At the headquarters of the World Health Organization in Geneva, Bruce Aylward, who was in charge of an international expert visit, praised the country for taking strict quarantine and quarantine measures.

But he told reporters that other countries were “not at all ready” to control the epidemic.

“You must be prepared to manage it on a large scale, and it must be done quickly,” Elward said.

The virus killed 2,715 people in China and infected more than 78,000 people.
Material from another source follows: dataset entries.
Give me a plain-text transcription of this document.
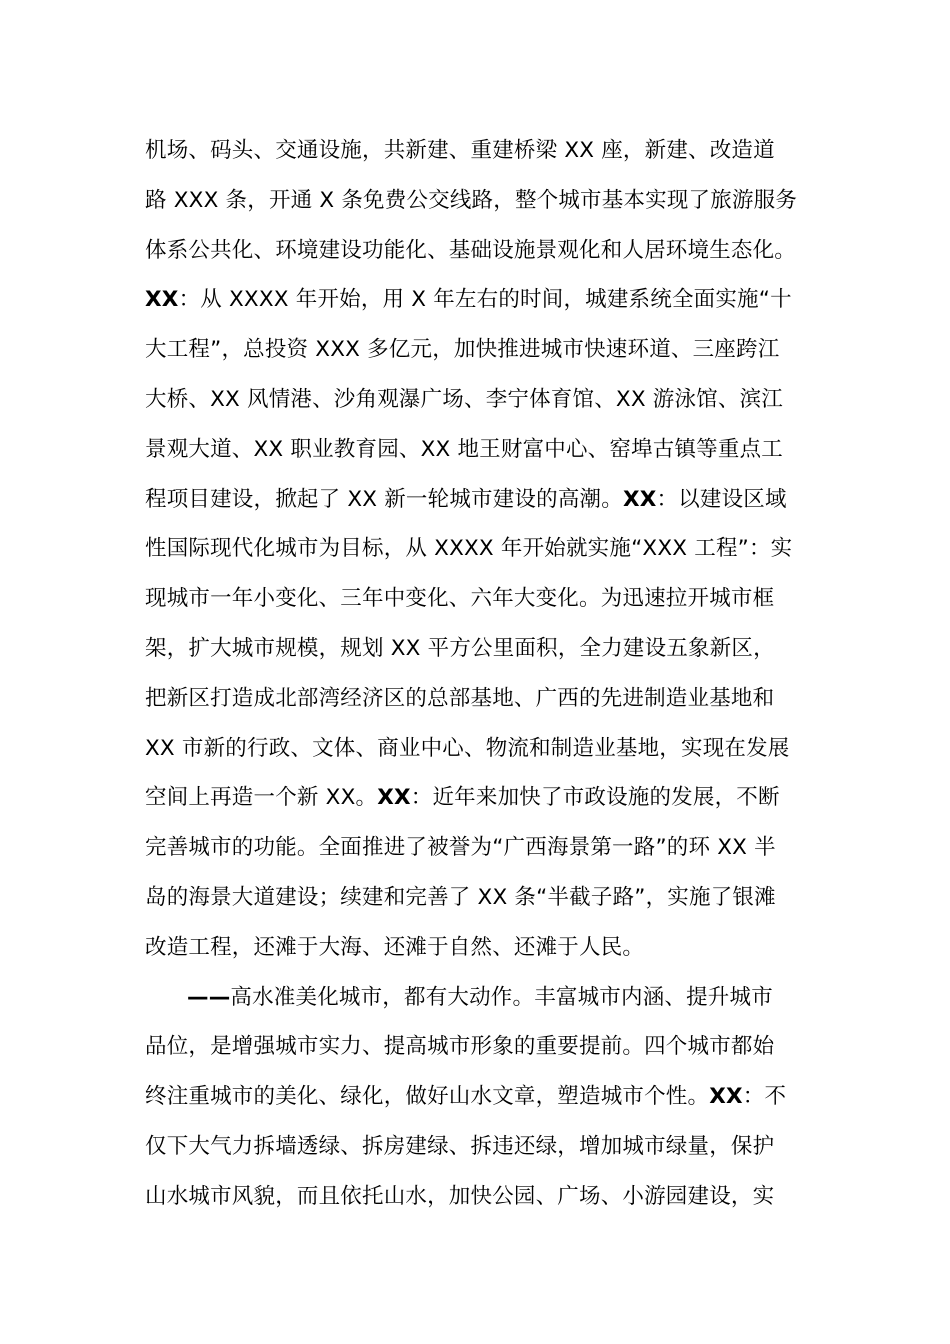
机场、码头、交通设施，共新建、重建桥梁 XX 座，新建、改造道
路 XXX 条，开通 X 条免费公交线路，整个城市基本实现了旅游服务
体系公共化、环境建设功能化、基础设施景观化和人居环境生态化。
XX：从 XXXX 年开始，用 X 年左右的时间，城建系统全面实施“十
大工程”，总投资 XXX 多亿元，加快推进城市快速环道、三座跨江
大桥、XX 风情港、沙角观瀑广场、李宁体育馆、XX 游泳馆、滨江
景观大道、XX 职业教育园、XX 地王财富中心、窑埠古镇等重点工
程项目建设，掀起了 XX 新一轮城市建设的高潮。XX：以建设区域
性国际现代化城市为目标，从 XXXX 年开始就实施“XXX 工程”：实
现城市一年小变化、三年中变化、六年大变化。为迅速拉开城市框
架，扩大城市规模，规划 XX 平方公里面积，全力建设五象新区，
把新区打造成北部湾经济区的总部基地、广西的先进制造业基地和
XX 市新的行政、文体、商业中心、物流和制造业基地，实现在发展
空间上再造一个新 XX。XX：近年来加快了市政设施的发展，不断
完善城市的功能。全面推进了被誉为“广西海景第一路”的环 XX 半
岛的海景大道建设；续建和完善了 XX 条“半截子路”，实施了银滩
改造工程，还滩于大海、还滩于自然、还滩于人民。
——高水准美化城市，都有大动作。丰富城市内涵、提升城市
品位，是增强城市实力、提高城市形象的重要提前。四个城市都始
终注重城市的美化、绿化，做好山水文章，塑造城市个性。XX：不
仅下大气力拆墙透绿、拆房建绿、拆违还绿，增加城市绿量，保护
山水城市风貌，而且依托山水，加快公园、广场、小游园建设，实
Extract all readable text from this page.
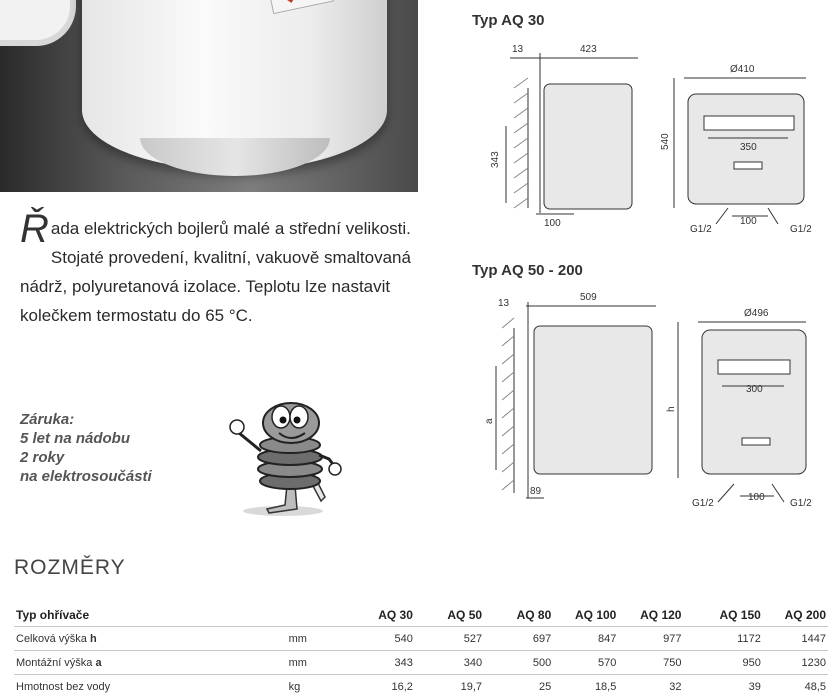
Ř ada elektrických bojlerů malé a střední velikosti. Stojaté provedení, kvalitní, vakuově smaltovaná nádrž, polyuretanová izolace. Teplotu lze nastavit kolečkem termostatu do 65 °C.
Záruka:
5 let na nádobu
2 roky
na elektrosoučásti
Typ AQ 30
423
13
343
100
Ø410
540	350
100
G1/2	G1/2
Typ AQ 50 - 200
509
13
a
89
Ø496
h
300
100
G1/2	G1/2
ROZMĚRY
Typ ohřívače		AQ 30	AQ 50	AQ 80	AQ 100	AQ 120	AQ 150	AQ 200
Celková výška h	mm	540	527	697	847	977	1172	1447
Montážní výška a	mm	343	340	500	570	750	950	1230
Hmotnost bez vody	kg	16,2	19,7	25	18,5	32	39	48,5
More than 52 people were reported Wednesday, the lowest level in three weeks, and there were no deaths outside the epicenter of central Hubei province.

The National Health Council also reported that the number of new infections has been reduced to 406 and that there are only five people outside of Hubei, a figure that will increase confidence that the rest of the country is spreading.

In the rest of the world, more than 40 people have died and 2,700 cases have been reported.

The disease has now spread to dozens of countries, with Austria, Croatia and Switzerland as the last announced cases.

The outbreak of the epidemic has intensified as stock markets around the world have plummeted, restrictions on travelers and sporting events have been lifted.

WHO, the United Nations health agency, has called on countries to “prepare for a possible pandemic,” a term used to describe epidemics that have spread worldwide.

WHO warns that poor countries are particularly dangerous.

South Korea reported 169 new infections on Wednesday, bringing the total to 1,146, the largest case so far outside of China, with the 11th death.

The vast majority of new infections (90%) are located in Daegu, the country’s fourth largest city, the outbreak center and the neighboring Gyeongsangbuk-do.

With a population of 2.5 million people, Daegu City is mostly deserted on the street, with the exception of a few stores that sell masks.

Authorities are encouraged to be extra careful and advise citizens to stay at home if they have fever or respiratory symptoms.

China isolated 94 air travelers arriving from Seoul to Nanjing after discovering that three Chinese people had a fever on the plane on Wednesday.

Iran has become an important hotspot in the Middle East and three more people died of COVID-19 disease on Tuesday.

The country has been working to curb the epidemic since the first two deaths of the country were announced in Kom last week. Qom is the center of Islamic studies and pilgrims and attracts scientists from abroad.

The land of US Secretary of State Mike Pompeo, on the brink of war with Iran earlier this year, said Washington was deeply concerned that Tehran “may have suppressed the outbreak there.”

Meanwhile, Italy, reportedly 10 people and more than 300 cases, blocked 11 cities and ordered a Serie A football match in an empty stadium.

A young man who returned from Italy to Croatia became the first case in the Balkans.

In the United States, where there are dozens of cases, health authorities are urging local governments, companies and schools to make plans, such as canceling mass meetings or switching to telecommuting, as the country prepares for further transmission of the virus.